Nirmala Sitharaman, indyjska minister finansów uważa, że czynniki ekonomiczne są bardzo istotne dla trzeciej pod względem wielkości gospodarki Azji, a kwestie energetyczno-paliwowe dla drugiej największej nacji na świecie to jeden z priorytetów.
W ostatnich dniach, po wprowadzeniu zachodnich sankcji na Rosję, za jej inwazję na Ukrainie, Moskwa wyszła z bardzo kuszącą ofertą do Indii, oferując swoją ropę z ogromnym dyskontem. Sięga ono aż 35 USD za baryłkę.
Jak twierdzi Sitharaman, błędem byłoby nie skorzystać z takiej okazji.
Na pierwszym miejscu postawiłabym nasze bezpieczeństwo energetyczne.

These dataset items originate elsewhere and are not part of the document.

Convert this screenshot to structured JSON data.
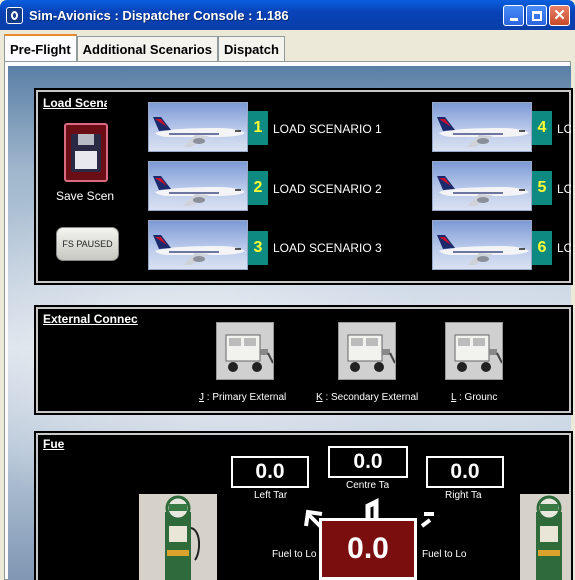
{
  "window": {
    "title": "Sim-Avionics : Dispatcher Console : 1.186"
  },
  "tabs": [
    {
      "label": "Pre-Flight",
      "active": true
    },
    {
      "label": "Additional Scenarios",
      "active": false
    },
    {
      "label": "Dispatch",
      "active": false
    }
  ],
  "load_panel": {
    "title": "Load Scena",
    "save_label": "Save Scen",
    "fs_paused_label": "FS PAUSED",
    "scenarios": [
      {
        "number": "1",
        "label": "LOAD SCENARIO 1"
      },
      {
        "number": "2",
        "label": "LOAD SCENARIO 2"
      },
      {
        "number": "3",
        "label": "LOAD SCENARIO 3"
      },
      {
        "number": "4",
        "label": "LO"
      },
      {
        "number": "5",
        "label": "LO"
      },
      {
        "number": "6",
        "label": "LO"
      }
    ]
  },
  "external_panel": {
    "title": "External Connec",
    "units": [
      {
        "key": "J",
        "label": " : Primary External"
      },
      {
        "key": "K",
        "label": " : Secondary External"
      },
      {
        "key": "L",
        "label": " : Grounc"
      }
    ]
  },
  "fuel_panel": {
    "title": "Fue",
    "left_tank": {
      "value": "0.0",
      "label": "Left Tar"
    },
    "centre_tank": {
      "value": "0.0",
      "label": "Centre Ta"
    },
    "right_tank": {
      "value": "0.0",
      "label": "Right Ta"
    },
    "fuel_to_left_label": "Fuel to Lo",
    "fuel_to_right_label": "Fuel to Lo",
    "main_value": "0.0"
  },
  "colors": {
    "title_bar": "#0842b8",
    "tile_teal": "#0f8a83",
    "tile_digit": "#ffff33",
    "fuel_main_bg": "#7a0e0e"
  }
}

Skoro paliwo jest dostępne ze zniżką, dlaczego nie miałabym go kupić? — stwierdziła Sitharaman.
Ropa po obniżonej cenie może pomóc w kontrolowaniu cen w Indiach, które importują 85 proc. swojego zapotrzebowania na ten surowiec.
Według źródeł agencji Bloomberg, Indie rozważają również propozycję Rosji dotyczącą wykorzystania systemu opracowanego przez rosyjski bank centralny do płatności dwustronnych. Zgodnie z planem, ruble zostałyby zdeponowane w indyjskim banku i zamienione na rupie, a ten sam system działałby też w drugim kierunku.